Subhas Chandra Pattanayak
Time must come after a decade or two, when India will have to develop her own industries to manufacture aircrafts for civilian as well as military purpose and then she would need enough bauxite ore to get the required metal for the purpose. But by then she might have been denuded of her bauxite deposits if the Vedanta type of extraction is encouraged, fears eminent economist Prof. Nilakanth Rath in a mail to Sachi Satpathy, a known facilitator of conversations on Orissa’s development.
“I have read the Vedanta Committee report. It is well drafted”, says Prof. Rath. To him, “it is sad” that the government of Orissa “quite clearly” has “failed to carry out its statutory duties and the company and the government have given false reports to the centre”.
“What surprised me is that all this falsehood was indulged in to ensure the supply of ore from the Niyamgiri hills, which will supply seven per cent of the total ore to the mill from Orissa, and with the illegally expanded production capacity of the mill to 6 mt of aluminium, i.e., 18 mt of ore, the Niyamgiri hills will be exhausted in just four years.”
He wonders, “It is difficult to understand why the company and the state government had to indulge in so much of falsehood and court cases for so little.”
Prof. Rath, presently Hon. Fellow, Indian Institute of Political Economy, Pune, leads us into “a different and wider question” that needs deep cogitation.

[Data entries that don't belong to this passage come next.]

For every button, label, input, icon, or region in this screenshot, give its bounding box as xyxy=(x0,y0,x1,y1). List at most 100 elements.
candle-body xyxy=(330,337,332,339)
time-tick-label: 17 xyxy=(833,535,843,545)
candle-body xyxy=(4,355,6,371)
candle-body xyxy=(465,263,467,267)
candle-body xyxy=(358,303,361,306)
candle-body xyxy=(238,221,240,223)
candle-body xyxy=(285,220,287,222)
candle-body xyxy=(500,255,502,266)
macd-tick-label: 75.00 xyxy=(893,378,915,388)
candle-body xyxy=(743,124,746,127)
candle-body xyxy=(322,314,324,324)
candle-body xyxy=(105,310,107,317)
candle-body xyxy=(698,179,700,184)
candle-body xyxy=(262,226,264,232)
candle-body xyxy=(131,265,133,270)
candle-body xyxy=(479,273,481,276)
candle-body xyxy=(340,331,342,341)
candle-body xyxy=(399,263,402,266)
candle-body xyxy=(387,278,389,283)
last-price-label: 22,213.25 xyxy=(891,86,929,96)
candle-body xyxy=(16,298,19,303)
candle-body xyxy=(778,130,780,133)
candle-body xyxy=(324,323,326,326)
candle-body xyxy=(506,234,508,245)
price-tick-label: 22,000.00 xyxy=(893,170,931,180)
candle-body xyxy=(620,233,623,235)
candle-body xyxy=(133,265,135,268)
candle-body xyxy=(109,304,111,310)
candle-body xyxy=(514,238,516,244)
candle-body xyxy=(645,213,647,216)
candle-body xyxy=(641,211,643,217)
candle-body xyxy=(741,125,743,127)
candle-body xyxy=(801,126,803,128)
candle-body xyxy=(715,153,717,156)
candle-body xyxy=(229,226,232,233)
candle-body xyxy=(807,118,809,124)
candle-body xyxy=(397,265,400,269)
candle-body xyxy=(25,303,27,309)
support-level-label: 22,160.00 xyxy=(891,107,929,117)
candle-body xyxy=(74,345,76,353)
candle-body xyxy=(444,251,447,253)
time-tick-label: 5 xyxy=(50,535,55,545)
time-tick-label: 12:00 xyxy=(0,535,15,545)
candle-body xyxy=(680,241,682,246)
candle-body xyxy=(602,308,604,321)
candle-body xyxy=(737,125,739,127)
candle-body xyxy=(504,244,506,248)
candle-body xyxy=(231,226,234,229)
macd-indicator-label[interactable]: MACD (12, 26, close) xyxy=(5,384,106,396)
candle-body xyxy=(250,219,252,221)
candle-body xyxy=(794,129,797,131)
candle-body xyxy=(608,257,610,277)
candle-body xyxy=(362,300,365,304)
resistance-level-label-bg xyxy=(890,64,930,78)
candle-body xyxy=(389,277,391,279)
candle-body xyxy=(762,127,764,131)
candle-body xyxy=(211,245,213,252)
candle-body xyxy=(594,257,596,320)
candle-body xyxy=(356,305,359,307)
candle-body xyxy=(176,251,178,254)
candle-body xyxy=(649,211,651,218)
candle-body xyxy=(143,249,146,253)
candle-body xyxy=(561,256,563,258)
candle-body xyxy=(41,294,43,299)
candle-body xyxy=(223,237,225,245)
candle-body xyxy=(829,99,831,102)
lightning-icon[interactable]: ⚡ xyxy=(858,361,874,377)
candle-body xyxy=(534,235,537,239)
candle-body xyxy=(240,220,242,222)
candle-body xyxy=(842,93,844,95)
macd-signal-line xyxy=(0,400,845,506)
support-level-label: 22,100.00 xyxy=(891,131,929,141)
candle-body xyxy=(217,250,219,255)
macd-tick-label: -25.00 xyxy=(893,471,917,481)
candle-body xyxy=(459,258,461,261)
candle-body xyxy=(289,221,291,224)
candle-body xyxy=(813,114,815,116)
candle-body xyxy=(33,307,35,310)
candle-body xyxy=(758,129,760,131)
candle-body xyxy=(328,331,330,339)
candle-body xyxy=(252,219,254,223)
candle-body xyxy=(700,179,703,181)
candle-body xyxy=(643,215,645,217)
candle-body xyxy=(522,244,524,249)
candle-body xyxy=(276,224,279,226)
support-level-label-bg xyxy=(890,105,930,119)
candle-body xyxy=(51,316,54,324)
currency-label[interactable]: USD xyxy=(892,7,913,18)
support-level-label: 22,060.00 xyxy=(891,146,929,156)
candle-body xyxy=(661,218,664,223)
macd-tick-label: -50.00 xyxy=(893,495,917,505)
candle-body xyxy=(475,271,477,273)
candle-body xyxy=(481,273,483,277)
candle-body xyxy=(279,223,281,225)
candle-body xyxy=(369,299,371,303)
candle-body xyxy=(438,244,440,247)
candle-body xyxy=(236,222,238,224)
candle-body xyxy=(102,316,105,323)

Taking into accounts the international data on bauxite ore deposits, he notes that the biggest deposit of bauxite at places like Australia and Niger, which are much larger than India’s, are marked for quite low exploitation. “I guess …..India’s comparatively smaller deposits will be exhausted in about a couple of decades if the proposed expansion by Vedanta and some others is added to the current rate of exploitation……..If my rough impression from some data I had seen is correct, such rapid exploitation of our very limited ore will leave the country at the mercy of the MNCs that will control the large resources in Australia and Niger, by the time India will begin to develop industries, like aircraft manufacture for civilian as well as military purpose in the next couple of decades” says Prof. Rath.
He suggests that India’s known bauxite deposits should be studied in the context of the current rate of extraction of the ore and Vedanta type of added extraction plans and handled with foresightedness if long-term national interest is to be prioritized over instant private interest.